Réalité de l'homme volant par Benoît Reiss

Une délicieuse fable poétique, conjurant le fantastique en un enchantement villageois transitoire et essentiel.

Ce n’est pas une rumeur ; on est nombreux à l’avoir vu, on est nombreux ici à Fayolle à pouvoir le raconter. On l’a vu faire, on l’a bien vu, et de près, le petit coup de pied qu’il a donné, comme alors il a tendu les bras, les a lancés en l’air, comme il a paru plonger, c’est ce qu’on a pensé qu’il allait faire : plonger de là où il était. Ce que l’on a d’abord regardé, c’est ce qu’il y avait à l’avant, en contrebas, la falaise avec les rochers, les arbres beaucoup plus bas, on a imaginé, on ne pouvait pas s’en empêcher, on a imaginé l’endroit où il allait retomber.

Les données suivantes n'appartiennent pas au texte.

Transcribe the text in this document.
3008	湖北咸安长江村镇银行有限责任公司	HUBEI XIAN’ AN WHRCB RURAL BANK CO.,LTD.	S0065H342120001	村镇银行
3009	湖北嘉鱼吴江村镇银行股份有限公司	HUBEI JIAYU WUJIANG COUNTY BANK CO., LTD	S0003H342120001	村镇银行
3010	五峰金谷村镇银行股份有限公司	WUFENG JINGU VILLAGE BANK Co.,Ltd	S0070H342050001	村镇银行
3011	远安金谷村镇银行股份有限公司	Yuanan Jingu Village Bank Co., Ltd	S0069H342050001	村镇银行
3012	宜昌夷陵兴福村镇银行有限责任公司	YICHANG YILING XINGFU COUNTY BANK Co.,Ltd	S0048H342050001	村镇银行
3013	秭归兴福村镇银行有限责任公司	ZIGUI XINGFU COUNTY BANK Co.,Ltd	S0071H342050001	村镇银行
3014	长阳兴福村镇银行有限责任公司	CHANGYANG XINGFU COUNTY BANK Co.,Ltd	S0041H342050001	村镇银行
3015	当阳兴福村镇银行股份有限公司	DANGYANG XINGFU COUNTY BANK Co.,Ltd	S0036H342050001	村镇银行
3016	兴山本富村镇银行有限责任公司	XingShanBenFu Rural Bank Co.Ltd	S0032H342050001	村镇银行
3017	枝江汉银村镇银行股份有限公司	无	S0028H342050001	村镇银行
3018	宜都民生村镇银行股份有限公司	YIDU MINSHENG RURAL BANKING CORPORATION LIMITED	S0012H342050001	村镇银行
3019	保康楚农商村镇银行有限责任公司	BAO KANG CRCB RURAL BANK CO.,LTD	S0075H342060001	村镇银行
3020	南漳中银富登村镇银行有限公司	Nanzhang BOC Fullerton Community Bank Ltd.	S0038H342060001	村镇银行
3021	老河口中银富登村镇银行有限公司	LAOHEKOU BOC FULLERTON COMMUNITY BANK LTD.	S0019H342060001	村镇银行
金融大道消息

Le poète Benoît Reiss a concocté ici un étrange philtre, qui surprendra et réjouira la lectrice ou le lecteur : du passage éclair, dans un petit village de moyenne montagne, d’un routard anglais au sac démesuré contenant plusieurs vies, personnage qui, au bout de quatre jours inoubliables dans le coin, s’est – on vous l’assure d’emblée, et par plusieurs témoignages dignes de foi – littéralement envolé, il a su extraire une fable poétique, authentiquement incongrue au sens peut-être de Pierre Jourde, fable qui projette son enchantement dans le gris sans désespoir d’existences villageoises ne demandant qu’à croire en la beauté, tout court – comme nous.

Avant l’envol depuis le plateau, l’Anglais a passé deux jours à Fayolle, puis un jour dans les environs, pas loin sans doute, avant de revenir le quatrième. Ce soir, dans la salle du Café de la Place, on se dit que Fayolle a été pour l’Anglais, comme une branche sur laquelle il s’est posé avant de reprendre son vol, avant de poursuivre sa migration jusqu’au lieu de sa nidification. On le dit, on ne rit pas en le disant, on est très sérieux, on pense sérieusement que l’Anglais a migré, qu’il est allé au sud pour faire son nid, un nid qui peut être une maison mais que l’on appelle sans y penser un nid tant le mot vient naturellement ; on sent aussi comme cette idée est singulière. On le dit et on voit l’Anglais, sac sur le dos, voler par-dessus la mer pour rejoindre les côtes d’Afrique. Ces images qui viennent pourraient prêter à rire mais pour ceux qui l’ont vu se lancer du plateau, s’envoler, ces images sont tout à fait réelles et même : les seules réelles.

Ce qu’en dit Hedia dans Un dernier livre avant la fin du monde est ici. Ce qu’en dit Nathalie Van Praagh dans le Journal du Centre est ici. Le blog Lire au lit établit aussi, ici, un très pertinent parallèle de tonalité et de voix avec le magnifique « Un roi sans divertissement » de Jean Giono : la manière dont une subtile narration collective, occasionnellement incarnée en quelques témoins davantage privilégiés, se met en place pour dire la manière dont « nous » côtoyâmes l’Anglais durant ces quelques jours profondément magiques rappelle en effet, bien au-delà du décor et de la dramatisation possible des échéances, le récit des saisons passées par Langlois à la traque des violences et des chimères de l’espace hanté dessiné par Jean Giono. Une fort stimulante et fort réussie tranche de poésie fantastique, ancrée sur une croyance forcenée en un certain merveilleux suspendant autant que nécessaire l’incrédulité normale et fatale des témoignages ordinaires, publiée chez Quidam en septembre 2017.

Le premier jour, on a laissé l’Anglais sur la Grand Place avec son barda défait. Parce qu’on avait des choses à faire, de menus travaux, de la cuisine, du ménage, du rangement, des choses de tous les jours, on lui a tourné le dos. En peu de temps on n’y a plus vraiment pensé, une heure à peine et on était déjà habitué à lui, à ses gesticulations, à son babil. C’est bien ce qui a été le plus extraordinaire lors de cette journée car, en effet, qu’y a-t-il de plus extraordinaire que la survenue d’un Anglais, chargé d’un sac haut comme un mur d’école municipale, sorti va savoir d’où, de la forêt, pas de route, d’un Anglais qui porte une table de salon dans son sac, qui fait des pas de danse sur la Grand Place, qui articule sans discontinuer une langue qu’on ne comprend pas, oui, qu’y a-t-il de plus extraordinaire que cela sinon le fait qu’on l’ait oublié si vite, à peine a-t-on tourné les talons qu’on n’y a plus pensé, il aurait pu être un personnage inventé, tiré d’un livre, un personnage de conte, un ogre, un minotaure, qu’on l’aurait oublié aussi vite. Mais lui était réel.